(114a) Engineering Micelles as Multifunctional Nanoparticles for Targeting and Delivery

Self-assembled lipid-based micelles can be used to combine targeting, imaging, and therapeutic functions and deliver them efficiently to tumors or other tissues in vivo. The micelles are formed from monomers of functional biomolecules conjugated to lipids, often via a hydrophilic PEG spacer. We have demonstrated that these micelles are useful for in vivo disease targeting and delivery of a therapeutic or imaging payload. Despite their versatility and ease of production, little is known about micelle behavior in vitro or in vivo and what fundamental principles may link their structure and composition to their ability to perform desired therapeutic and diagnostic tasks.
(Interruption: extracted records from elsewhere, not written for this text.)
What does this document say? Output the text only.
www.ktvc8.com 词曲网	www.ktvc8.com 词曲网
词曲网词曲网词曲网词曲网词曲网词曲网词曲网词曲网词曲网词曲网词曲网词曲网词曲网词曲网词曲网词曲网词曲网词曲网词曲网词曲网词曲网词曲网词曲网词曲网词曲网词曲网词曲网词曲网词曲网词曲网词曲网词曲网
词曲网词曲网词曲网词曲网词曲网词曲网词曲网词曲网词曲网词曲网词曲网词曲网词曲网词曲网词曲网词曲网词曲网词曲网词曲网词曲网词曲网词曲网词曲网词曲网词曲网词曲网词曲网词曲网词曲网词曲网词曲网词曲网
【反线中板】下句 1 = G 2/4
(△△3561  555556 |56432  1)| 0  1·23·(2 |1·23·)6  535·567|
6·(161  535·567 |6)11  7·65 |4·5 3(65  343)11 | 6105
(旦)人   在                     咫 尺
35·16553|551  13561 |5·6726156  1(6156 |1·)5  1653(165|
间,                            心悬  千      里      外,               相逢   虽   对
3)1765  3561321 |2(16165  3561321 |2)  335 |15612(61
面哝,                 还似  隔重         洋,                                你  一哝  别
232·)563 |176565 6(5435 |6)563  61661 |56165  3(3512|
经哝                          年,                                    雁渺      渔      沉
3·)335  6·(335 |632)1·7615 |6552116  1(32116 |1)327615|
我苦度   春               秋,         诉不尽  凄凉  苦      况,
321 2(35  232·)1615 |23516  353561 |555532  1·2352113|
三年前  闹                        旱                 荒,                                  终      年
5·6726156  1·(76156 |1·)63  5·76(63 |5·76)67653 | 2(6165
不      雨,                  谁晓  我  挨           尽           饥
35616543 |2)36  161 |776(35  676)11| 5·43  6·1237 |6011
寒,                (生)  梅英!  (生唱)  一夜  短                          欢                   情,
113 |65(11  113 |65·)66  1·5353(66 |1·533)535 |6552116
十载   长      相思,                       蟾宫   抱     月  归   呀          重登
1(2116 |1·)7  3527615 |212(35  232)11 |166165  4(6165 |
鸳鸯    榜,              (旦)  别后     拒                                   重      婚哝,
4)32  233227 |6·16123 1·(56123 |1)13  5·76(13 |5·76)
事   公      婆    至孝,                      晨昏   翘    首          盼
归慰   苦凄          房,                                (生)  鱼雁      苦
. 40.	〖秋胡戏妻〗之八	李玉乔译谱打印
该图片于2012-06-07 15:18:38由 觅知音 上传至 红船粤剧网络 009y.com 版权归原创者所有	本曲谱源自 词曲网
In this work, the effect of micelle stability and composition on the behavior of the micelles has been investigated for tumor targeting and therapy. By attaching and varying the length of a hydrophobic tail to the apoptosis inducing peptide, (KLAKLAK)₂, the efficacy of the peptide can be increased by up two orders of magnitude. Increasing the length and number of hydrophobic tails was shown to significantly slow micelle break up. Incorporating (KLAKLAK)₂ into mixed micelles containing a targeting and internalizing peptide, LyP-1, has also been shown to increase its efficacy in vitro. Current work is aimed at further optimizing how micelle composition, stability, and shape affect the efficacy of therapeutic micelles. In addition to advancing a specific strategy useful for cancer treatment, the insights contained in this work will help provide a blueprint for future design of therapeutic and diagnostic micelles.